The discovery marks the end of a long road. Before reaching the launch pad, Kepler endured decades of developmental woes as its advocates struggled to convince NASA the mission would actually work as planned. After Kepler finally launched, the setbacks continued. Most of the sunlike stars it surveyed for planets proved to be far less placid than our own star, contaminating the spacecraft’s delicate datasets with astrophysical “noise” that would require years of extra observing time to overcome. Even worse, the reaction wheels used to point the spacecraft wore out earlier than planned, bringing the primary mission to a premature end in 2013.
Early in its mission, Kepler managed to find some tantalizing worlds, a handful of supersize cousins of Earth, most of them in clement orbits around smaller, cooler, quieter stars than the sun called M and K dwarfs, but all the setbacks made finding smaller Earth-sized planets around sun-like G stars a very tall order. “We thought perhaps that our hopes of finding small, rocky habitable worlds orbiting sunlike stars were dashed,” Jenkins recalls.

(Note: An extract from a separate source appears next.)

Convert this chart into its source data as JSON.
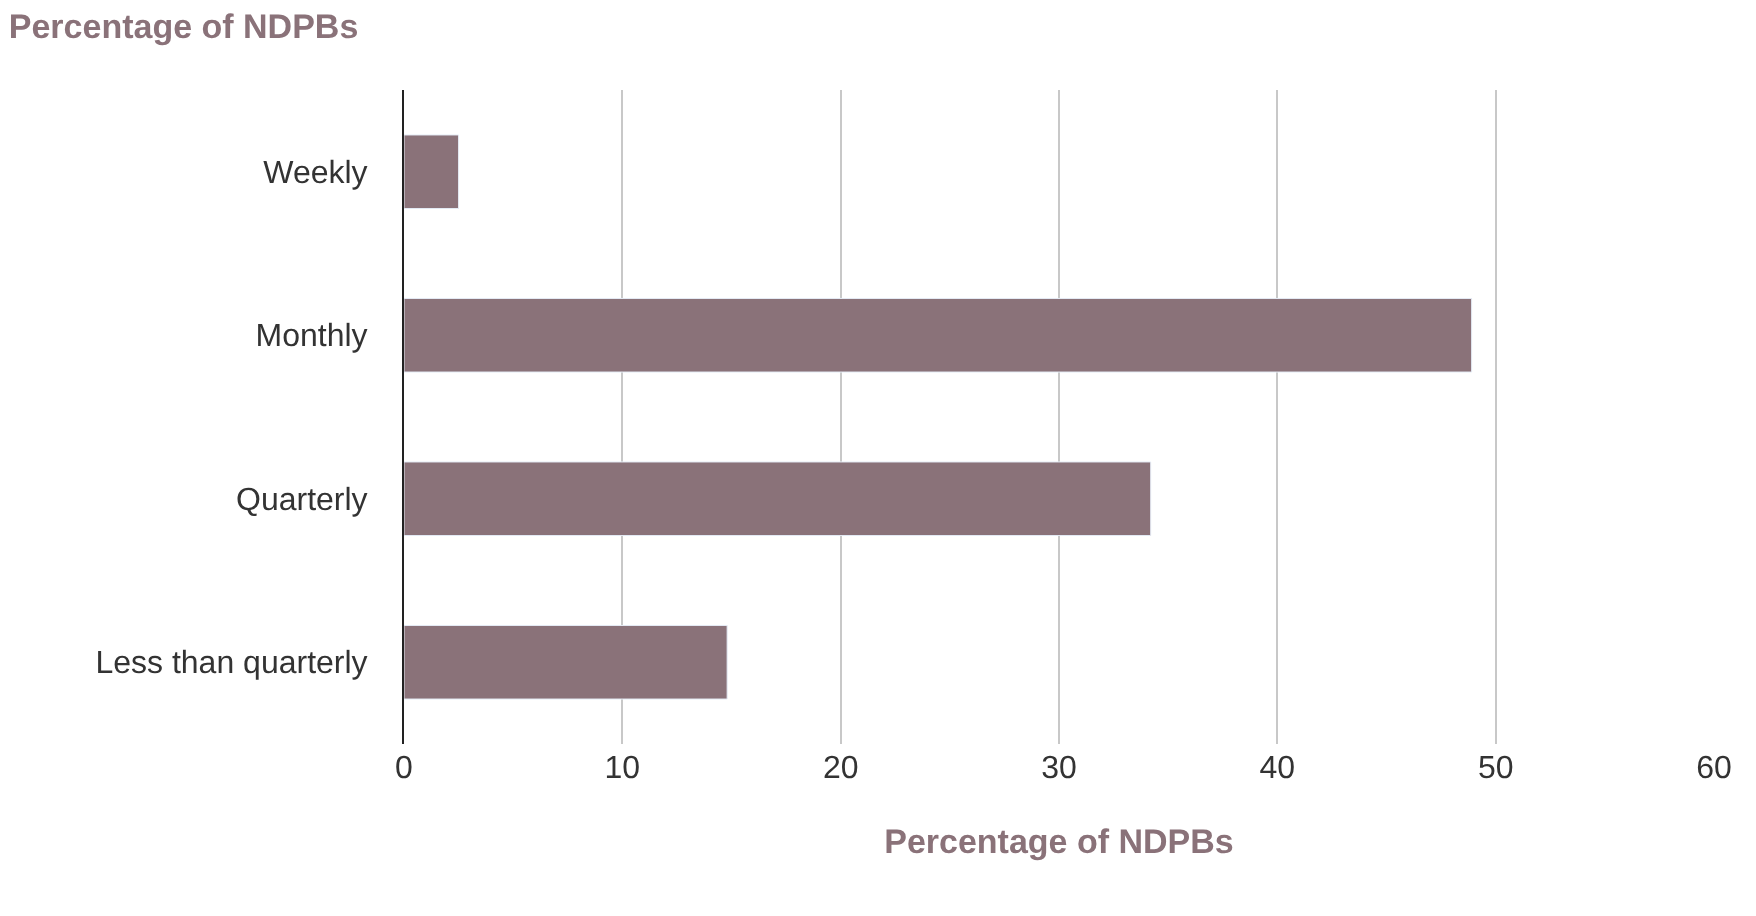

But thanks to a host of ingenious analytic techniques and observation methods developed on the fly, with each new pass through Kepler’s data mission scientists have managed to wring out ever-smaller planets. And as those smaller, cooler planets pile up, astronomers are coming ever closer to pinning down the number of potentially habitable, potentially Earth-like planets in our galaxy, a value they call “eta-Earth.”
“We’re watching Kepler zero in on the Earth analogues in slow motion,” says study co-author Natalie Batalha, an astrophysicist at Ames who is also Kepler’s mission scientist. “The closer we get, the harder it gets. We’re tromping through the weeds, looking for the most precious stones…. Some said Kepler couldn’t find small habitable-zone planets orbiting G-type stars. Now that we have, I’m confident that Kepler will determine eta-Earth not just for K and M stars but also for G stars.” Knowing eta-Earth, Batalha says, will allow astronomers to estimate how nearby the closest Earth twins are and thus how large future space telescopes will have to be to image those planets and study them for signs of life.

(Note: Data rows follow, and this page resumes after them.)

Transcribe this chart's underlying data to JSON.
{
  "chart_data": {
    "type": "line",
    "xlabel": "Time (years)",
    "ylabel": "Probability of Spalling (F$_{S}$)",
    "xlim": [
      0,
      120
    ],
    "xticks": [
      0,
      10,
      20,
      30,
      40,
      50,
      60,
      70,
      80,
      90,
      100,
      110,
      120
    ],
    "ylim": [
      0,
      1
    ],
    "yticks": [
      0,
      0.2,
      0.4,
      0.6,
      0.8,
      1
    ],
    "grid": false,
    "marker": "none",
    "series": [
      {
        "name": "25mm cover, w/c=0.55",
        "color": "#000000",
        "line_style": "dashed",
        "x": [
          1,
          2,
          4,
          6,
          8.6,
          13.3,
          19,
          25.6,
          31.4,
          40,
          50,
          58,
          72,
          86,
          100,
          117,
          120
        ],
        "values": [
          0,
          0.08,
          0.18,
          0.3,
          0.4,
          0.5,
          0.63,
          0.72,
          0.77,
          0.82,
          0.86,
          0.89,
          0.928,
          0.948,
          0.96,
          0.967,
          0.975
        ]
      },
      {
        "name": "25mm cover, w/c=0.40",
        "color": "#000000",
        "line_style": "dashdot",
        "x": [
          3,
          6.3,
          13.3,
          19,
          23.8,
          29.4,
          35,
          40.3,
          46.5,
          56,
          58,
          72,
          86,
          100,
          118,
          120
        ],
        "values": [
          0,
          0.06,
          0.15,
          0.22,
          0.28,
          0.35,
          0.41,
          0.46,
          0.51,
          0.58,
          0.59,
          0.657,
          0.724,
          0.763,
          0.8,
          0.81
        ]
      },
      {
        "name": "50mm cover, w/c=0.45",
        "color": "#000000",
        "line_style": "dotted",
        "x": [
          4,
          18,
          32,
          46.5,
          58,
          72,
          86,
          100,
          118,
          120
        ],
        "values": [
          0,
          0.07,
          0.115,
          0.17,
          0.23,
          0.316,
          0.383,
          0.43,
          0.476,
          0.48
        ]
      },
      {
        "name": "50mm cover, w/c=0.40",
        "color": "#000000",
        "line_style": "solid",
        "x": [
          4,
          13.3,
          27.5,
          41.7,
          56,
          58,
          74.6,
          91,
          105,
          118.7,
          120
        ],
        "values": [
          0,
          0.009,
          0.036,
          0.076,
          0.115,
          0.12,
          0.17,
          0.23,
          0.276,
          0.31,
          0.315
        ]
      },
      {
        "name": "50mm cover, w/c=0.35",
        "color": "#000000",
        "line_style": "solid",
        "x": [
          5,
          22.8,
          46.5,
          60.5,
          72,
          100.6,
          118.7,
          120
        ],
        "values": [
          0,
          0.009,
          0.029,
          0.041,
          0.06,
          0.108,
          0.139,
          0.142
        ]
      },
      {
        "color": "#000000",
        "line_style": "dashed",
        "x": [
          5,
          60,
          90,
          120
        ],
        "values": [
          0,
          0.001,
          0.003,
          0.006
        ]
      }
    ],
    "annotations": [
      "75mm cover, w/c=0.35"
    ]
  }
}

After today’s data release, however, there will be only one more official Kepler release sometime next year. Although astronomers hope to wrest further discoveries from the mission’s archives for generations to come, the end is near for Kepler’s hunt for habitable worlds. “We are reaching the limit of what the Kepler project has to offer regarding the prevalence of potentially Earth-like planets,” says Kepler team member Joe Twicken, an astronomer and study co-author at the SETI Institute.